I went into a beauty supply store recently to pick up a facial serum. I knew exactly what I wanted as I had just finished using a sample and really liked it. So, I headed directly to that section of the store. Before I got there, however, a young sales clerk caught me and offered her assistance. I thought, “Why not. Maybe there’s something new I should know about.”
When I told her what I was there for, she looked at me with a mixture of shock and confusion. She hesitated and then I asked if she had any information about the product or perhaps another similar product. The more I chattered away trying to engage her, the more she stumbled and kept looking at me like she didn’t know what to do with such an antique.
I finally thanked her for her “assistance,” and headed directly to a mirror. I thought for sure I would find my face replaced with that of a monkey, my hair standing on end or lipstick smeared up the side of my face – something to account for her odd reaction. The mirror replied. Nope, just me.
Maybe the young clerk just wasn’t used to dealing with an older woman in a beauty supply store. Because after all, why would a woman my age be interested in caring for her skin or using makeup. It’s too late. The wrinkles have won! Mind you, this wasn’t my first pony ride to the make-up counter. Been there, done that many times before with very happy experiences and outcomes.
I paid for my serum (knowing, of course, that it would do me no good – ha ha), and left the store.
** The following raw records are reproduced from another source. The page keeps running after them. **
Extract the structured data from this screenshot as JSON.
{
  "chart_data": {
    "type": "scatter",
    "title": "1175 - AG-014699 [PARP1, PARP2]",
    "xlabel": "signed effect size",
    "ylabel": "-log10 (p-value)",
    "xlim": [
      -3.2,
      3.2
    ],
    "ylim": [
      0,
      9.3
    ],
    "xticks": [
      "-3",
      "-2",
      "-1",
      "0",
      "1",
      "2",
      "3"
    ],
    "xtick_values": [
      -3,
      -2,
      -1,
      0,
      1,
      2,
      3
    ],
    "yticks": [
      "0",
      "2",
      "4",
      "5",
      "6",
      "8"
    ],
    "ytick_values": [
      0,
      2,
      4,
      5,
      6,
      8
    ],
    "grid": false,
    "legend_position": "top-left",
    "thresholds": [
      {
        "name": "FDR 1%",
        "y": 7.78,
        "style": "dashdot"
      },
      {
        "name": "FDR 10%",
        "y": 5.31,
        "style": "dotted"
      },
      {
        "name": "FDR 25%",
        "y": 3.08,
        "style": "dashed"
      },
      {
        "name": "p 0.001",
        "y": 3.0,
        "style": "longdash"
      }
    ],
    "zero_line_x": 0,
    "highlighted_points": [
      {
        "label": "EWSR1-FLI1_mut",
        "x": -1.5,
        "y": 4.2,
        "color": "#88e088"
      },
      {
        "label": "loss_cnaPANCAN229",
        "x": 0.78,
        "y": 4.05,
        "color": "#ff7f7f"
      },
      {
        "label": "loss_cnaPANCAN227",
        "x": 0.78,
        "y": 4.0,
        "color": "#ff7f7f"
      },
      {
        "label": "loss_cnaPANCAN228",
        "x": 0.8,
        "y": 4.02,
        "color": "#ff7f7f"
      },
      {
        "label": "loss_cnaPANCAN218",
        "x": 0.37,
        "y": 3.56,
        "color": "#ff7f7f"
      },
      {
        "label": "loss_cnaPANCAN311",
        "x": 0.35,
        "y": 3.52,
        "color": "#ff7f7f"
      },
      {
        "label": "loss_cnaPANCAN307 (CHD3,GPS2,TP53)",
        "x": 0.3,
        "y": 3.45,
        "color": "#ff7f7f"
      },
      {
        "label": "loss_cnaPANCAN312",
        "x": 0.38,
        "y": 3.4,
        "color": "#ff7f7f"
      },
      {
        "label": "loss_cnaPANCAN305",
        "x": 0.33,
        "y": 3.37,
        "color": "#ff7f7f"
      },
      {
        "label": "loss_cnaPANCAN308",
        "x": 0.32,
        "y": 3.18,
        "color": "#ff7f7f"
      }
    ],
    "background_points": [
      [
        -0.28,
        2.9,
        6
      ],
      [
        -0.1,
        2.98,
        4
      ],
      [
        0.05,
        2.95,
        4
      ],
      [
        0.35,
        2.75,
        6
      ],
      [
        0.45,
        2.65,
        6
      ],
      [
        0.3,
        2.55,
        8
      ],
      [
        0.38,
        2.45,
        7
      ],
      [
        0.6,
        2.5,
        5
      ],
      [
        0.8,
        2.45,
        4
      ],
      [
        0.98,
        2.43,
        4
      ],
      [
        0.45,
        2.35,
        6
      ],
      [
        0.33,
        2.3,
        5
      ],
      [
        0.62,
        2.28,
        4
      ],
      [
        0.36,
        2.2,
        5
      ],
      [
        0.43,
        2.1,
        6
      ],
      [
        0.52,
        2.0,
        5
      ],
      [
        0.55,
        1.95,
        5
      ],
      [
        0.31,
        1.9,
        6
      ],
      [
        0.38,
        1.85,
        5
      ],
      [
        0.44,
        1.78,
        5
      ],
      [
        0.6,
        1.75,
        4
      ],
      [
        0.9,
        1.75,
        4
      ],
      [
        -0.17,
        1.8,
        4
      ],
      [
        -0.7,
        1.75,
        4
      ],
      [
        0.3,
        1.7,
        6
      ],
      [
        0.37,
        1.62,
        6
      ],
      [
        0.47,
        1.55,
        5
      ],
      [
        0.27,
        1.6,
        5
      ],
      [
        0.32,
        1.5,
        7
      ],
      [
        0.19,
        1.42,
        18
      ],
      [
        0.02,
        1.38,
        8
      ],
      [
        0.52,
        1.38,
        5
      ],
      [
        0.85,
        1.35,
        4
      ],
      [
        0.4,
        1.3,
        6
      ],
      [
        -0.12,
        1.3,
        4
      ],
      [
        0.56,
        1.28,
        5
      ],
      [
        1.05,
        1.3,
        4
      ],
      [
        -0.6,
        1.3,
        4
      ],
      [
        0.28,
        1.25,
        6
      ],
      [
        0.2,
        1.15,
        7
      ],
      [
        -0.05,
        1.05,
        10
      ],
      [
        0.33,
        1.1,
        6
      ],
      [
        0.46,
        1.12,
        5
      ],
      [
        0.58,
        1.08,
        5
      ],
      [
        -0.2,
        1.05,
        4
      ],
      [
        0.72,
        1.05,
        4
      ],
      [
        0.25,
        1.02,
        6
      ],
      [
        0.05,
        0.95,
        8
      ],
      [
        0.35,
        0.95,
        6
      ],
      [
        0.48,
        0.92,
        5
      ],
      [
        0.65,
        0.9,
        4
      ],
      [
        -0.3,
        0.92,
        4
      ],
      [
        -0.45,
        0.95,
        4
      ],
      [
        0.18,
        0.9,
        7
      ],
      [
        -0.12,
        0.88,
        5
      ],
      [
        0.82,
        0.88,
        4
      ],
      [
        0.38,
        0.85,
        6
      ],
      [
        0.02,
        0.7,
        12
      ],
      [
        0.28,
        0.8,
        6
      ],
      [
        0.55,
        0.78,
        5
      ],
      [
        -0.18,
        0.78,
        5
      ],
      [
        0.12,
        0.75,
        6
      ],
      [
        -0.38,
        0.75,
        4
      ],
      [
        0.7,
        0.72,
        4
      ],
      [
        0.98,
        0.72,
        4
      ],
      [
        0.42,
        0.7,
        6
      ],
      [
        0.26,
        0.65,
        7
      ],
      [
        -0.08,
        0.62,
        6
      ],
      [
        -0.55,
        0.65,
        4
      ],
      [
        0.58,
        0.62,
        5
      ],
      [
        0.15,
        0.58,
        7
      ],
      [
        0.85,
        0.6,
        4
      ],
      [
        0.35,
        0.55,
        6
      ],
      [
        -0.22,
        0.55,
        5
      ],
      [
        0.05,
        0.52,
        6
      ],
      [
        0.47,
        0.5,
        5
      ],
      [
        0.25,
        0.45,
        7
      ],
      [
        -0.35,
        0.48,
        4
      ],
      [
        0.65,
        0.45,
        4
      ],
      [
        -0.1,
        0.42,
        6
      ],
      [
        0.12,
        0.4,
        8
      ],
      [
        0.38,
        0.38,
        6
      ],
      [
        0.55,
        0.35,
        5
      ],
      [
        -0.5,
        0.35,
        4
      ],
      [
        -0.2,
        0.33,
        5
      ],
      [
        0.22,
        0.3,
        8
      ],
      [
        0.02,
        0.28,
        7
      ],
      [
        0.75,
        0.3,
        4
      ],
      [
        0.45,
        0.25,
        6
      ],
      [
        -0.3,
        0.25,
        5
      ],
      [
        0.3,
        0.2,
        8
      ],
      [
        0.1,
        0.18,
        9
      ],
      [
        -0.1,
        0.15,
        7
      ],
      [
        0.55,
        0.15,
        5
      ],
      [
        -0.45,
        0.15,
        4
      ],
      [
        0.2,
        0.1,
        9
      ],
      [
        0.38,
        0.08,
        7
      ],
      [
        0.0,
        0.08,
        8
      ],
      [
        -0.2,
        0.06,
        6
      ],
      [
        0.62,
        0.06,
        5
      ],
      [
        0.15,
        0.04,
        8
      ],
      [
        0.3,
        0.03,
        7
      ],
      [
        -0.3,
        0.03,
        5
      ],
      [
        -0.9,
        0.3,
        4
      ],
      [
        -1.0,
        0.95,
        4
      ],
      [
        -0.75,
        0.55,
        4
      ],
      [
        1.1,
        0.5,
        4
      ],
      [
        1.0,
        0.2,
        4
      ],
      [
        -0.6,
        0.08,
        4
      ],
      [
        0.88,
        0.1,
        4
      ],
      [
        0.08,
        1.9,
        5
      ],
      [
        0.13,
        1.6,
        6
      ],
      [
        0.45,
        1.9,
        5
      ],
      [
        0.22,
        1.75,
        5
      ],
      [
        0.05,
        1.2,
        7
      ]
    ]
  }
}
I immediately called a friend and told her what happened and how for the first time, I truly felt like the oldest woman on the planet. She replied that she had had a very similar experience that same day. We laughed, and felt a little relieved that at least we’re not alone in our old age or insecurities.
Funny how a silly little interaction like that could have such a piercing effect on my psyche. Though it was only momentary, the effect still surprised me. Maybe I was feeling a little more sensitive that day – I don’t know or remember. But it made me realize how tender one’s sense of self can be.
Yes, I know I’m old enough to know better and to be above what others may think of me. The thing is, I think as we live and explore and risk, we will have times of different vulnerabilities throughout our entire lives. At least as long as we keep trying and learning and stumbling.
To be in a constant state of calm self-assuredness is to be, in my opinion, a little delusional, or just not trying very hard. We are human beings, after all, with many frailties and insecurities. In that, we are more alike than not, I’m convinced.
I’ll admit that hitting 60 was a tough one for me. I sailed through 50, still feeling like I had it all together, I was still “in it.” Sixty signaled a huge shift in life for me. Although nothing else had changed, just the number. It took me a while to recalibrate, and to know deep within me that being 60+ means I have arrived at the “me” that I was always meant to be. Don’t quote me, Maya Angelou deserves the credit for that thought.
I truly am happier now than I’ve ever been in my life, especially because I like who I am. In fact, if I wasn’t me, I’d want to be friends with me. I can be a kick sometimes. Just ask my hubby.
So what does all this mean? Well, this seemingly innocuous episode reminded me how our self-esteem or sense of self is a dynamic thing. Ever changing, no matter our age or life situation.
Life is always going to throw us a curve now and again. We needn’t be hard on ourselves if we let it get the better of us momentarily. Most likely, because of our age and experience, we’ll bounce back and probably get a good laugh out of it.
That’s the lesson I got from this. And after all, as the oldest woman on the planet, I’m very wise.
How about you? Any similar experiences or feelings?